Bloomberg Intelligence
This analysis is by Bloomberg Intelligence Quantitative Equity Strategist Kumar Gautam and Data Scientist Claudio Fontana. It appeared first on the Bloomberg Terminal.
For Asia-Pacific stock returns, country matters more than industry, though the latter’s influence is rising. This increase is broad based and not specifically tied to the tech sector. A long-term tilt to any particular industry or country doesn’t consistently generate alpha, though style bets do pay off — especially momentum and valuation.
1. Country Dominates APAC Returns Despite Rising Sector Influence
Country grouping’s influence on Asia-Pacific stock returns has moderated, but still outweighs sector and style effects. The mean absolute deviations (MAD) of monthly country, sector and style factor returns are 2.9%, 2.6% and 0.4%, implying respective contributions at 49.8%, 43.5% and 6.7%, vs. 63.3%, 31.3% and 5.5% three years ago.
We use Bloomberg’s MAC3 Asia-Pacific Risk Model, which isolates 18 country, 36 industry and 14 style factors. These are commonly referred to as pure factors, as each portfolio’s exposure is distinctly separated from the influence of other factors. For passive managers, country, industry, or style MAD shows the significance of each grouping in determining stock returns, whereas for active managers, it indicates excess return or tracking error from specific tilts.
2. Country, Industry Shifts Are Broad-Based
While it seems intuitive to attribute the increasing significance of industry or declining influence of country factors to specific portfolios, our analysis doesn’t support this assumption. For instance, we assessed whether the growing impact of industries is driven by the technology sector by recalculating industry MAD after excluding sectors such as semiconductors and communications.

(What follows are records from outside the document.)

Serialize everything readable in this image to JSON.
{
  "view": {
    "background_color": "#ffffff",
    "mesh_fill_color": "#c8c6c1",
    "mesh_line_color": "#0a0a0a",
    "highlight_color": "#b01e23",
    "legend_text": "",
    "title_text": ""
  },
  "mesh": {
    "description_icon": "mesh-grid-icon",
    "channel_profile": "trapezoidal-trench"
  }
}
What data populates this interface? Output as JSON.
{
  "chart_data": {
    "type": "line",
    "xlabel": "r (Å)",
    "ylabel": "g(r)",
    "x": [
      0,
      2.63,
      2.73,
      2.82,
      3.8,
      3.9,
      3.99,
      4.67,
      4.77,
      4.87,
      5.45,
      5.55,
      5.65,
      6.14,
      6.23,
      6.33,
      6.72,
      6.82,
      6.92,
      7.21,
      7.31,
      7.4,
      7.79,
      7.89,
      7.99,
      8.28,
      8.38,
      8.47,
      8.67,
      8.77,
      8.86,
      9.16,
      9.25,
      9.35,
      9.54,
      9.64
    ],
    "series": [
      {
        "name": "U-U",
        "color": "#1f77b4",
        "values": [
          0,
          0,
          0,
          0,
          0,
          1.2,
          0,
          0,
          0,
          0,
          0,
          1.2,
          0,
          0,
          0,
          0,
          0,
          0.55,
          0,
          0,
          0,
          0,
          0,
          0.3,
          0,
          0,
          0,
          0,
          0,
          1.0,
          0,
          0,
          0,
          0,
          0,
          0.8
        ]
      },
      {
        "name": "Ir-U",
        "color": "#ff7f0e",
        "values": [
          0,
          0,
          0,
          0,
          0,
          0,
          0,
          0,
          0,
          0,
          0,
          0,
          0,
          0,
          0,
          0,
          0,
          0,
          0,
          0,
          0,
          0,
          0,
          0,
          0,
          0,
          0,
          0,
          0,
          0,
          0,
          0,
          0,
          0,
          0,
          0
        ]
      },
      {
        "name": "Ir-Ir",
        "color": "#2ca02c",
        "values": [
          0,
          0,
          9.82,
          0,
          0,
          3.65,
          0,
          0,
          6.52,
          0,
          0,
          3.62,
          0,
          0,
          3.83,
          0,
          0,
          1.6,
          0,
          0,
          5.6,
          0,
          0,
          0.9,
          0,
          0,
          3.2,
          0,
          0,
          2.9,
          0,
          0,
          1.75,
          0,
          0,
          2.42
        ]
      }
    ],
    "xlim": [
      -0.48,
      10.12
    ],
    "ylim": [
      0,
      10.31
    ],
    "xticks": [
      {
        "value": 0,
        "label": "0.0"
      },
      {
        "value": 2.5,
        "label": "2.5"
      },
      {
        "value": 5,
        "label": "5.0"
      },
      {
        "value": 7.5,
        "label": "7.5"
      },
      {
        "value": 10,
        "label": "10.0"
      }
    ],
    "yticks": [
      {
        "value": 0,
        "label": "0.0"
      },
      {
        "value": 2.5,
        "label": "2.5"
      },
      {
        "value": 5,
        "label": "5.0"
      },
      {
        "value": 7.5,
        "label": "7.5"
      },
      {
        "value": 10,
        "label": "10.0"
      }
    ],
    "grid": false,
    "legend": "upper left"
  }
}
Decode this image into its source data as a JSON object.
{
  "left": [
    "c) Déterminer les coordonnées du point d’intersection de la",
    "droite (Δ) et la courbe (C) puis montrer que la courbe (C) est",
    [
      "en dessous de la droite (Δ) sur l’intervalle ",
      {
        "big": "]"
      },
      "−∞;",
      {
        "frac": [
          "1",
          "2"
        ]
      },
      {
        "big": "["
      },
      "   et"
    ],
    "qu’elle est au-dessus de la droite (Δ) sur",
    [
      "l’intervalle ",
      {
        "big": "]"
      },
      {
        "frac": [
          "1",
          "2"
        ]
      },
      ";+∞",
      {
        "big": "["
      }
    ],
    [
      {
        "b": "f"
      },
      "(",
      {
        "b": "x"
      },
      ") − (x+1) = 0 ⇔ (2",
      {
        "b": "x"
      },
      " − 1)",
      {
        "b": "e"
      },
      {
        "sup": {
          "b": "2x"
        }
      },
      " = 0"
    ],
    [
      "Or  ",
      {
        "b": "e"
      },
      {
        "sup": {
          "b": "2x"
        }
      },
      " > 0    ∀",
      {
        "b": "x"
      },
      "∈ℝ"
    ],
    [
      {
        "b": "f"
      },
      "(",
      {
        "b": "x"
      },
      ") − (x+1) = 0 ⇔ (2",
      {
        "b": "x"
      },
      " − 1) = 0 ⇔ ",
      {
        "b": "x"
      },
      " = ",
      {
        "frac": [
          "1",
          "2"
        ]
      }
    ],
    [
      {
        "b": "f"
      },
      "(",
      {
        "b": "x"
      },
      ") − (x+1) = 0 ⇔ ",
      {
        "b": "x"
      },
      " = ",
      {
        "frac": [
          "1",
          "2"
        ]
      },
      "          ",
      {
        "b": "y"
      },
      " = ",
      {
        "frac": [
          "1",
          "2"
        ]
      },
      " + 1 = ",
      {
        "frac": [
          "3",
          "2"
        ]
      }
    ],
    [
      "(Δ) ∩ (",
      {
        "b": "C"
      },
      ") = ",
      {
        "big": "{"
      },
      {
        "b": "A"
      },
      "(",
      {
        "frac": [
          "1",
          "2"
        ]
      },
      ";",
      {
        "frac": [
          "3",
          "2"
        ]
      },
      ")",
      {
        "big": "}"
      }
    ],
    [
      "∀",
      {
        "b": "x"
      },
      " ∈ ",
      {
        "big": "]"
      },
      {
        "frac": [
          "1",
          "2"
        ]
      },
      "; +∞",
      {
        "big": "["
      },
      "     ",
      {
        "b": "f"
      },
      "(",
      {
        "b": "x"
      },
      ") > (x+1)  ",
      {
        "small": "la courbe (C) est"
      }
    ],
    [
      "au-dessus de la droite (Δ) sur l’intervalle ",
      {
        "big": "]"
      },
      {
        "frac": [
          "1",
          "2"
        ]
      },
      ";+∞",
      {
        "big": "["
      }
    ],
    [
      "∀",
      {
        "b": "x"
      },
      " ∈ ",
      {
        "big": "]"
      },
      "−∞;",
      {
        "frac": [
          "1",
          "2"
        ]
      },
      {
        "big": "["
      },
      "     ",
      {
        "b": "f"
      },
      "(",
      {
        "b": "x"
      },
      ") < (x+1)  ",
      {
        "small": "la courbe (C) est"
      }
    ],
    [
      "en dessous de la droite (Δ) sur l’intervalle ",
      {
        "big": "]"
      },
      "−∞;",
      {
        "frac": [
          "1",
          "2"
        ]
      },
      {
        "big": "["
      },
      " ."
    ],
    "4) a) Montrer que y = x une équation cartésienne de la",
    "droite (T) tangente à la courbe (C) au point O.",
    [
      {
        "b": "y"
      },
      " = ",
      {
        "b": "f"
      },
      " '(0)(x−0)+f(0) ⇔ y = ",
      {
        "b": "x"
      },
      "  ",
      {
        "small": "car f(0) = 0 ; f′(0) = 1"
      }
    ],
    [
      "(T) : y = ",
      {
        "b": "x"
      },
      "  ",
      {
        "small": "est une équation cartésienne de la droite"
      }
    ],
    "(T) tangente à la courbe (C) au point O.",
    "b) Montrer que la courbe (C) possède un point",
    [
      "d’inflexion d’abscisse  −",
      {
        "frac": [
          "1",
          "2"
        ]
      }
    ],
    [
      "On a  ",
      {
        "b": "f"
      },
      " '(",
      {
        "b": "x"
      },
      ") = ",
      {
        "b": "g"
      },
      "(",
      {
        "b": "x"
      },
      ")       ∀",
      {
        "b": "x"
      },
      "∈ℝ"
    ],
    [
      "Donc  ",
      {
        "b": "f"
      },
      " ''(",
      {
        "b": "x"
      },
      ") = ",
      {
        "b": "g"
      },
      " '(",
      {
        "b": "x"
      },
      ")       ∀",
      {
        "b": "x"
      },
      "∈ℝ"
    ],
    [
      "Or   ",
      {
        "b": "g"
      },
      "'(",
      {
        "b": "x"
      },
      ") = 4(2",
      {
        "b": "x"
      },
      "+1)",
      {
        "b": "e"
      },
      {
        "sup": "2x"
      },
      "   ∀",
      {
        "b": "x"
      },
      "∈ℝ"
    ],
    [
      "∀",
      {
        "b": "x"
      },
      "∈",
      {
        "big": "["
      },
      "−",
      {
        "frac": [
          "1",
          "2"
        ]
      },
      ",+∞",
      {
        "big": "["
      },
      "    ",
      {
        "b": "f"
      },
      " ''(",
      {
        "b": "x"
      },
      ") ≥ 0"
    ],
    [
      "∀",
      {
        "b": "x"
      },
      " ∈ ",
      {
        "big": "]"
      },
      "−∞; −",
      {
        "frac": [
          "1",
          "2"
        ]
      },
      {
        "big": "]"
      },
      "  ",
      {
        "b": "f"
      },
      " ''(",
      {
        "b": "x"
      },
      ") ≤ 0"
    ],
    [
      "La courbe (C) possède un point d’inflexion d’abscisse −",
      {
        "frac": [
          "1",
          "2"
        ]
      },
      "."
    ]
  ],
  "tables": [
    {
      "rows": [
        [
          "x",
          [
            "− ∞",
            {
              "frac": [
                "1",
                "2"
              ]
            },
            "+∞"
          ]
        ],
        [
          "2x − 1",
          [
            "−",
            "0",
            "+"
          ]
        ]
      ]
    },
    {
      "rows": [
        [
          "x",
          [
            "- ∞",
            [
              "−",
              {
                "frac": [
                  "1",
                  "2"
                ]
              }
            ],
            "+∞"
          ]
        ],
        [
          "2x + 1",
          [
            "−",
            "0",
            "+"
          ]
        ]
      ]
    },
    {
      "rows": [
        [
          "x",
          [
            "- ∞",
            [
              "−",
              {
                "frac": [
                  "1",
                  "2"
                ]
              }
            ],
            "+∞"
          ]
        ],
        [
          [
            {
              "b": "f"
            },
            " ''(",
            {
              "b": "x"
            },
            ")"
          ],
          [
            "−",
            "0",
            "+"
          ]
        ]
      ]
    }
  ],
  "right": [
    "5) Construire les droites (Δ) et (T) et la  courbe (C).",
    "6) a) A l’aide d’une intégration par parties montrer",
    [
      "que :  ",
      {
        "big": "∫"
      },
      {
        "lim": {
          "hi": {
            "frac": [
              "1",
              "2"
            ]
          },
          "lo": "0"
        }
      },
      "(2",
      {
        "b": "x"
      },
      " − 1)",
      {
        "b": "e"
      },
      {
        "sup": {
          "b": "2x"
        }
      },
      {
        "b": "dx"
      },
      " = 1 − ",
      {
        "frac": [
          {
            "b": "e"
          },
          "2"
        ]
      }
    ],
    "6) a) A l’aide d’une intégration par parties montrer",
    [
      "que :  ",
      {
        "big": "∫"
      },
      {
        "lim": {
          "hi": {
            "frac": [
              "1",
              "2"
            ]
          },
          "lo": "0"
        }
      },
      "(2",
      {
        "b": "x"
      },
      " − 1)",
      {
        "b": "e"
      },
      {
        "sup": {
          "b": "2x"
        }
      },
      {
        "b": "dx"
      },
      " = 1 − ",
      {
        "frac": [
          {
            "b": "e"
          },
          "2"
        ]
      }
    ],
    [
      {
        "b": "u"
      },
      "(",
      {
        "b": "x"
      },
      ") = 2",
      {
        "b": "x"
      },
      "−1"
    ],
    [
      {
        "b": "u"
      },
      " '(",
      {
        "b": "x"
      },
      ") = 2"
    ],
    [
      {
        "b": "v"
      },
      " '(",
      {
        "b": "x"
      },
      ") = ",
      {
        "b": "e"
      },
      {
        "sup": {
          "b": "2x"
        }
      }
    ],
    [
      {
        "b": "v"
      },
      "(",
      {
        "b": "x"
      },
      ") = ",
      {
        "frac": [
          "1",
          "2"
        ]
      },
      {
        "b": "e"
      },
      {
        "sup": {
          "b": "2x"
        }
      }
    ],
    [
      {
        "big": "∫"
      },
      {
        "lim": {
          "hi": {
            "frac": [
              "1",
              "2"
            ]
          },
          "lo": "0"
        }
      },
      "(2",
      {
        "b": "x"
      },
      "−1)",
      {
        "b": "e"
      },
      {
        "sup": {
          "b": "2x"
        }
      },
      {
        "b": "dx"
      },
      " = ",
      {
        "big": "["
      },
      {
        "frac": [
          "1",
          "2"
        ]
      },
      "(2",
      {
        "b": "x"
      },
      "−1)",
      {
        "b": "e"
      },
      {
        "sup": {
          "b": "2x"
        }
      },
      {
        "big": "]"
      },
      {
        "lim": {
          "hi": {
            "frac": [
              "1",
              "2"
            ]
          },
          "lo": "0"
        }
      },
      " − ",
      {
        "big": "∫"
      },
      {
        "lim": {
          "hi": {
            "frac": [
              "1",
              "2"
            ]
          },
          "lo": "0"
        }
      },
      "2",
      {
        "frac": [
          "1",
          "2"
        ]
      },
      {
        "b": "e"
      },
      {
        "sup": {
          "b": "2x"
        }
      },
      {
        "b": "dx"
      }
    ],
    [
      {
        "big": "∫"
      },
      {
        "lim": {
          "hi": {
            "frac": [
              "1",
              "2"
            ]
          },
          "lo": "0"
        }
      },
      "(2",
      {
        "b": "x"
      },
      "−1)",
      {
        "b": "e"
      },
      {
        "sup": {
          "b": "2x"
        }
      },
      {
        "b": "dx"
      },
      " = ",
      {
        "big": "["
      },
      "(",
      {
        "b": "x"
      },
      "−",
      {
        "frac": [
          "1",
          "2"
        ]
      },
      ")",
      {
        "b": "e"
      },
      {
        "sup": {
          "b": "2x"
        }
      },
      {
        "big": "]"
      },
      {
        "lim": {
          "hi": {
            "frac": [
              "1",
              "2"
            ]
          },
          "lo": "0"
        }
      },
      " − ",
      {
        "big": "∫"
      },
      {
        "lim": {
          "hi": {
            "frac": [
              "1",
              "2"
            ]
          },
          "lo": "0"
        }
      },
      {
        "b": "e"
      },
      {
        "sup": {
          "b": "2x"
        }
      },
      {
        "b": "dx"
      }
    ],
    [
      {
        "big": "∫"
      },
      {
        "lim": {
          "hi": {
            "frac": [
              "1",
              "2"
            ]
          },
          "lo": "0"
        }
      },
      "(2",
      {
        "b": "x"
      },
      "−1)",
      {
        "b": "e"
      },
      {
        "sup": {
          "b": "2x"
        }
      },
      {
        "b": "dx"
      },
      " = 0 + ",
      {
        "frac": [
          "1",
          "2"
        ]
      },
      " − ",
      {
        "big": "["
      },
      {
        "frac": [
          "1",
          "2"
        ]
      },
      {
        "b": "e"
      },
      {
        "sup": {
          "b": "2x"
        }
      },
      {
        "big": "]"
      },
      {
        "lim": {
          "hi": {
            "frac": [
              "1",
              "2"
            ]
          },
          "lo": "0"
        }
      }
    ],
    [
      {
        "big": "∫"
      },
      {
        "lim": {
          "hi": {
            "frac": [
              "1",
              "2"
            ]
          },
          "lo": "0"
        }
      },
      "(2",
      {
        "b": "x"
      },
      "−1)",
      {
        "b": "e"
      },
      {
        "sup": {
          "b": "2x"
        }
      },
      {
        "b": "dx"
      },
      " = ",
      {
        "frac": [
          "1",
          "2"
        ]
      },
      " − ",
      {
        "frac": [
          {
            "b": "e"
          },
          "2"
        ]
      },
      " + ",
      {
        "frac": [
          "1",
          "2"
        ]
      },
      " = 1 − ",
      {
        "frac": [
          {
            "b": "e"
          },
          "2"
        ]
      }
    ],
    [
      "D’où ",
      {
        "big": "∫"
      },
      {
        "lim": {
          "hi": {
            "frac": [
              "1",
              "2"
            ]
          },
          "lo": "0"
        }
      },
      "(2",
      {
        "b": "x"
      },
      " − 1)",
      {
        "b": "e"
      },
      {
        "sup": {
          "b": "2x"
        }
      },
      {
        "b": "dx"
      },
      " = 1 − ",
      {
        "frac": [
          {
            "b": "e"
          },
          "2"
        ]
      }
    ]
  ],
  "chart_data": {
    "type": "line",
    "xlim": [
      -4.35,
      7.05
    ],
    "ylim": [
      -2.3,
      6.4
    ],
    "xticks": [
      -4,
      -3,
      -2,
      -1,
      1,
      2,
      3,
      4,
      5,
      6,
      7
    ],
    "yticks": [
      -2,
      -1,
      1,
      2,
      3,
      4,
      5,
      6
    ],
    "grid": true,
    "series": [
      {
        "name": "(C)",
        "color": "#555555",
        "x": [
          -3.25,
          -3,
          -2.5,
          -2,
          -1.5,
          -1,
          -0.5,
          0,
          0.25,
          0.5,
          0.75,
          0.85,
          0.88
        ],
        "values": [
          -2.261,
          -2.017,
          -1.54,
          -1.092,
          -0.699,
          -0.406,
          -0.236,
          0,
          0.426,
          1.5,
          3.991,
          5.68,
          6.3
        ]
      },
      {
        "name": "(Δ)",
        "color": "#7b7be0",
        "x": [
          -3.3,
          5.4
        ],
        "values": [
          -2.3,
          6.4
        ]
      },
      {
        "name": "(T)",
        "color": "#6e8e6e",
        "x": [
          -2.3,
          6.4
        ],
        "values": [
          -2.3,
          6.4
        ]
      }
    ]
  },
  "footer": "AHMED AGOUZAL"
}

Yet the proportional effect remained consistent at about 43%. Similarly, when excluding markets such as China, the country MAD also remained stable at around 50%.
3. Country, Industry Tilts Lack Consistent Long-Term Alpha
Some industries and countries exhibited high risk-adjusted returns — or information ratios — in 2025, but only a few are statistically significant over the past 20 years. With a threshold t-statistic of two and 20 years of data, an industry or country portfolio should have a minimum absolute information ratio of about 0.45 to be considered significant. Consequently, only seven out of 36 industry factors and no country factors show significance. This underlines that taking a country or sector bet generally fails to generate consistent alpha. While there can be subperiods when such tilts can produce alpha, capturing these opportunities is largely a matter of the timing skills of the active portfolio manager.
4. Style Factors a Source of Long-Term Alpha
Nine of the 14 style factors show a significant information ratio over the past 20 years, supporting evidence that styles are a long-term source of risk and reward. Momentum has the highest information ratio (2.13), followed by valuation (1.56) and earnings yield (1.12). Factors such as profit, long-term reversal, size, mid-cap and liquidity don’t exhibit a significant information ratio. In 2025, momentum, beta, earnings yield and long-term reversal generated information ratios more than 2.